Ele ouviu em silêncio, aceitando sua ira como um desfecho necessário. Saiu sem olhar para trás, ciente de que aquele ciclo, ao menos para ele, havia terminado.
No dia da partida, o aeroporto estava lotado, mas, para Lewis, tudo ao redor parecia em câmera lenta. Alex e Nick estavam ao seu lado, tentando distraí-lo e impedir que mergulhasse em pensamentos sombrios. Ambos sabiam que aquele momento marcava o fim de uma era e o início de um novo capítulo que ele estava disposto a enfrentar.
Nick sorriu e, tentando aliviar o clima, deu um leve empurrão em Lewis.
— Quando você voltar, a gente sai pra comer qualquer coisa. Nada de esquecer da gente, ouviu?
Lewis sorriu em meio às lágrimas, a expressão suave e, pela primeira vez em muito tempo, aliviada.
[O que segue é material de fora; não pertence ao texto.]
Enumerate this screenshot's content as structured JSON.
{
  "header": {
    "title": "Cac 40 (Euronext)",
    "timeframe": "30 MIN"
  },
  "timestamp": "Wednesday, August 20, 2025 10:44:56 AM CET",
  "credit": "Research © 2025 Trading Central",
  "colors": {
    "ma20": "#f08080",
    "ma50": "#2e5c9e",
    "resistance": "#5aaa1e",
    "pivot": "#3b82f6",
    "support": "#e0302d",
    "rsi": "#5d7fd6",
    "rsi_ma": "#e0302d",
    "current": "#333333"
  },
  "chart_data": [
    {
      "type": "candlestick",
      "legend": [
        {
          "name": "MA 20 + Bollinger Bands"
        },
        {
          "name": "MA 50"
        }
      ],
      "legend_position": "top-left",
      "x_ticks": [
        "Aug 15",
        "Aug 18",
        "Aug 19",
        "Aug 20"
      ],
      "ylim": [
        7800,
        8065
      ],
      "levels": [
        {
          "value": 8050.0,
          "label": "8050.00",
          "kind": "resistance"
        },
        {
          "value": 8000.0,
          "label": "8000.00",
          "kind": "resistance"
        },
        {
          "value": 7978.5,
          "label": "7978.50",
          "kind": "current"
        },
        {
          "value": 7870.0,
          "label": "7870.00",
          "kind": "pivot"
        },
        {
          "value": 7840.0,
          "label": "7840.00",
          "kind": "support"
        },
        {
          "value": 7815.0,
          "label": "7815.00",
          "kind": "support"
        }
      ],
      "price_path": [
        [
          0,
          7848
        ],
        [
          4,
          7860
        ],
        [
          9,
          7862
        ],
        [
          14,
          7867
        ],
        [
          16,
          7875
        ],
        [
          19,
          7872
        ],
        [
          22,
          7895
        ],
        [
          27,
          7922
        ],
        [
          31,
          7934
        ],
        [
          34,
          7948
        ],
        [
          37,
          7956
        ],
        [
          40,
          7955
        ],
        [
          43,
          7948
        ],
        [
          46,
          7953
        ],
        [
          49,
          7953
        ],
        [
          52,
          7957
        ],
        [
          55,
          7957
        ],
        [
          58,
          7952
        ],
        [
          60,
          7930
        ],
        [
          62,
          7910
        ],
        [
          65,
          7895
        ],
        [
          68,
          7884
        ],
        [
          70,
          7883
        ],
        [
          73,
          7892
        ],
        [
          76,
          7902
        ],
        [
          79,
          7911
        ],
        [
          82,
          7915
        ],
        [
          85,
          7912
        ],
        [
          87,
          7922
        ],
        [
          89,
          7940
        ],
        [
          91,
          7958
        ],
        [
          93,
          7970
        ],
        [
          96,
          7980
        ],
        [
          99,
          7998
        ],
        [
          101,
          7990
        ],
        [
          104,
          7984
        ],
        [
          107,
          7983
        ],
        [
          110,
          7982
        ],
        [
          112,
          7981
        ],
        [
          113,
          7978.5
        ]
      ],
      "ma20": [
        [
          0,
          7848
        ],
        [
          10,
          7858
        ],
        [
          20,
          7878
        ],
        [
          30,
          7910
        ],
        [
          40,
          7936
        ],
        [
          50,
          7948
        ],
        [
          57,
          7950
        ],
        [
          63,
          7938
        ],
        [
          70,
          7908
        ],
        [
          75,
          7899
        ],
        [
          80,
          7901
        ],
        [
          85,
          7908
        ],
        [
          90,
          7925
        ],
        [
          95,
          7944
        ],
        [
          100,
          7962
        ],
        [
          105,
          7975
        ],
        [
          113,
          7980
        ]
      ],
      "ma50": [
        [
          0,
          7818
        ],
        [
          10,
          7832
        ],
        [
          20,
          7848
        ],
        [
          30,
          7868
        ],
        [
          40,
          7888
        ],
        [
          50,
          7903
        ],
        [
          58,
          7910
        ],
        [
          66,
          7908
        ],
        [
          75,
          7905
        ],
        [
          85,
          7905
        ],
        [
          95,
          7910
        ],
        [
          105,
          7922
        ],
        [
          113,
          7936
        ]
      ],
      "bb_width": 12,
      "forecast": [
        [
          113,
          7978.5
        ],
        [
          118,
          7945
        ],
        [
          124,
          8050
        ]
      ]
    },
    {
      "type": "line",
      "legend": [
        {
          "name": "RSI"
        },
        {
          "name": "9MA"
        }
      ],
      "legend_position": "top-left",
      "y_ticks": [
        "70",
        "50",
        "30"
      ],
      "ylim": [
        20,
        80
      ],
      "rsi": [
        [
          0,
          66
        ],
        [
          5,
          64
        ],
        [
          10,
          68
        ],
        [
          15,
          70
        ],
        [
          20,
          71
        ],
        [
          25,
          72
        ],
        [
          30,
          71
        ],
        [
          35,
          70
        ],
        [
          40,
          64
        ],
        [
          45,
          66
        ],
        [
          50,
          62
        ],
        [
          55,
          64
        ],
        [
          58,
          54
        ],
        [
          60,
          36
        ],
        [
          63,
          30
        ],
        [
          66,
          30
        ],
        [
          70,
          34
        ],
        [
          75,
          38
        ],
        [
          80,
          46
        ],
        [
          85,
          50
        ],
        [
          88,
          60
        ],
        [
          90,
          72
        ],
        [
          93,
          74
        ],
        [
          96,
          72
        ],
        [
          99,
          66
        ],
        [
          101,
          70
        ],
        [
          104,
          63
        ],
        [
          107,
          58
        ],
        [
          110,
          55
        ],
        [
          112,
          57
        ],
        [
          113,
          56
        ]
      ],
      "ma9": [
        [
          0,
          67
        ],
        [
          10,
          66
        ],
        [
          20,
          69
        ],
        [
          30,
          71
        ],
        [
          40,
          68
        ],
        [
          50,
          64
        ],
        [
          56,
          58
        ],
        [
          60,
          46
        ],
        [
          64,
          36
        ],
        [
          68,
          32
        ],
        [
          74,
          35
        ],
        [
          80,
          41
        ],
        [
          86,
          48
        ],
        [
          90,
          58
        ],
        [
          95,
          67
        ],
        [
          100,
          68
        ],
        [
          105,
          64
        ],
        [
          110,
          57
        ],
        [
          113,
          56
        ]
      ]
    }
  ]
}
— Obrigado por não terem desistido de mim, mesmo sendo tão insuportável.
— Insuportável? — Nick balançou a cabeça, rindo. — Acho que eu é que fui insistente demais. Mas alguém precisava fazer o trabalho sujo, né?
Os três riram juntos, uma risada leve, carregada de esperança. Eles se despediram com acenos e promessas silenciosas.
Enquanto Lewis caminhava, sentiu o peso do que deixava para trás, mas também uma nova determinação. Ao lado de Samanta e Daniel, dirigiu-se ao portão de embarque, levando consigo as cicatrizes da dor, mas também uma força renovada.
Ele sentia orgulho de si mesmo. Fora levado ao limite, enfrentara horrores inimagináveis.
Mas sobreviveu.
Não precisava mais ser o bom garoto que aprendera a ser para evitar a dor.
Ele podia ser ele mesmo.
Porque Lewis estava vivo. Não Edward.
E Edward nunca mais poderia machucá-lo.
Limpou as lágrimas e inspirou profundamente, olhando para o horizonte além do aeroporto.
Por mais que o passado ainda o assombrasse, estava decidido a dar uma nova chance a si mesmo.
O trauma o acompanharia, mas ele aprenderia a viver com ele, a superar um dia de cada vez.
O futuro não seria fácil, mas ele estava disposto a enfrentá-lo.
E ali, naquele aeroporto, prometeu a si mesmo que aproveitaria essa nova oportunidade.
Por todas as dores que suportou, ele viveria. Por inteiro. E em paz.